İç kulaktaki kristaller yerinden oynarsa…
BPPV normal koşullarda iç kulakta dengenin sağlanmasında var olan, fakat bulunması gereken yerin dışına kaçan kalsiyum parçacıklarının neden olduğu mekanik bir hastalık. Utrikül ve sakkül denilen iç kulak bölümlerinden, yarım daire kanalları içine kalsiyum karbonat parçacıklarının (kristallerin) kaçması ve bu parçacıkların serbestçe kanalların içinde dolaşmasıyla ortaya çıkıyor. Bir diğer tablo ise yarım daire kanallarının ‘ampüller kupula’ denilen bölüme bu parçacıkların yapışmasıyla oluşuyor.

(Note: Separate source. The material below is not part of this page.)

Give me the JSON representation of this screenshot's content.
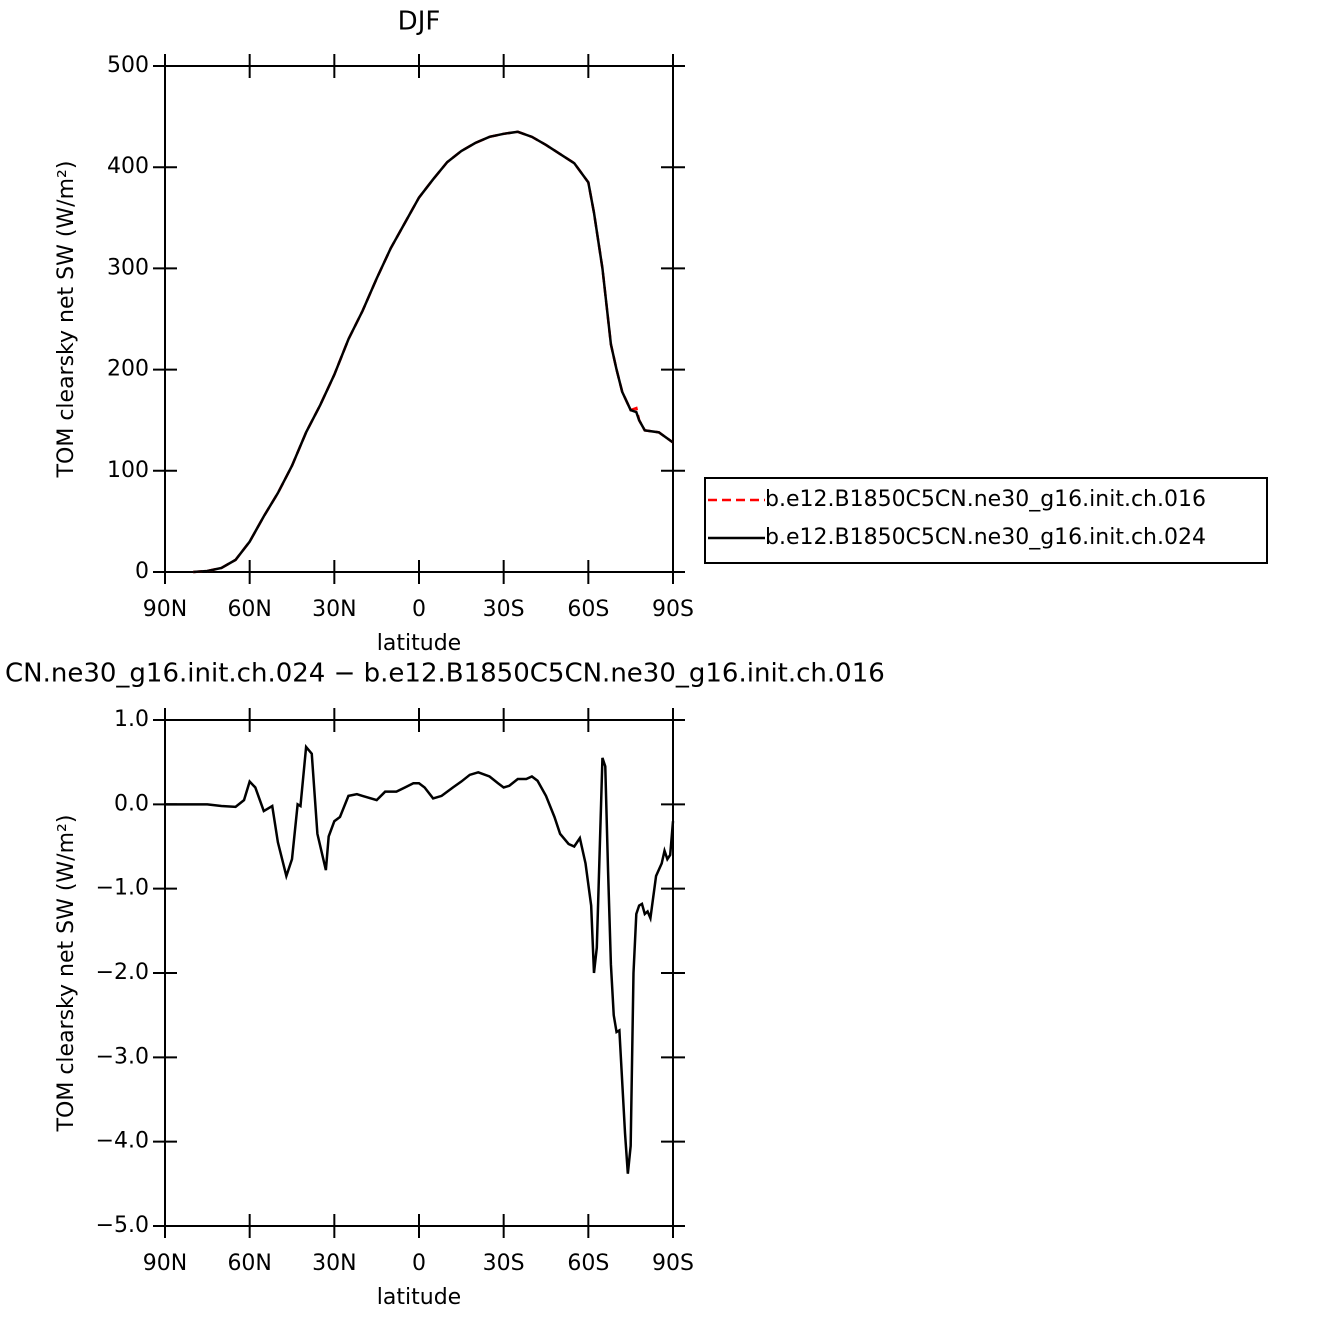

Tek seansta çözüm sağlanabiliyor
Mekanik bir iç kulak hastalığı olan BPPV’ye tedaviyle kesin çözüm sağlanabiliyor. Bazen kristaller kendiliğinden yerine dönebilse de genellikle sorunlu kanal veya kanalların saptanarak uygun manevralarla tedavi edilmesi gerekebiliyor. Kanallar içine kaçan kalsiyum kristalleri ‘repozisyon manevraları’ ile olması gereken orijinal konumlarına gönderiliyor, böylece sorun ortadan kalkıyor. Kulak Burun ve Boğaz Hastalıkları Uzmanı Prof. Dr. Nazım Korkut, manevra tedavisiyle baş dönmesi sorununun genellikle tek seansta ortadan kalktığına işaret ederek, şunları söyledi:
“BPPV’de baş dönmesinin yüzde 80 gibi oldukça yüksek bir oranından arka kanallar sorumlu oluyor. Bunlara yönelik manevralarla baş dönmesi ilk seansta büyük oranda sona eriyor. Daha az sıklıkta rastlanan yatay kanallara ait BPPV ise daha dirençli seyir izliyor ve repozisyon manevralarını birçok kere tekrarlamak gerekebiliyor."
Nadiren cerrahi girişim gerekebiliyor
Prof. Dr. Nazım Korkut, uygun manevralara rağmen düzelmeyen hastalarda ise çok nadiren cerrahi girişime ihtiyaç duyulduğunu belirterek, “Cerrahi girişim olarak kanalın tıkanması veya uyarıları beyine taşıyan sinirin kesilmesi gündeme gelebiliyor. Özellikle uzun soluklu, sık tekrarlayan BPPV hastalarında beraberinde migren de bulunabiliyor. Bu durumdaki hasta grubunda repozisyon manevralarının yanı sıra vestibüler migrenin tıbbi tedavisi de uygulanıyor" bilgisini paylaştı.
Tedavi birkaç dakikada tamamlanıyor
BPPV (Benign Paroksismal Pozisyonel Vertigo) tedavisinde ‘kanalolit repozisyon’ manevrasından oldukça başarılı sonuçlar alınıyor. Odyolog Dr. Zeynep Gence Gümüş, altta yatan farklı bir neden olmadığı takdirde, BPPV hastalığının repozisyon manevralarıyla düzeldiğini vurgulayarak, “Manevra tedavisi dakikalar süren kısa bir tedavidir. Hastanın başına belli pozisyonlar verilerek halk arasında denge kristalleri olarak bilinen otokonianın yerine girmesi amaçlanıyor. Hastalarımızın yüzde 85'i tek seansta düzelirken, kalan yüzde 15'lik bölümüne birden fazla kez manevra uygulanması gerekebiliyor” ifadelerini kullandı. Dr. Zeynep Gence Gümüş, manevra tedavisinden etkin sonuç alınabilmesi için sonrasında birkaç gün baş hareketlerinin kısıtlanması, yüksek yastıkla ve sırt üstü (sağa/ sola dönmeden) yatılması gerektiğinin altını çizdi.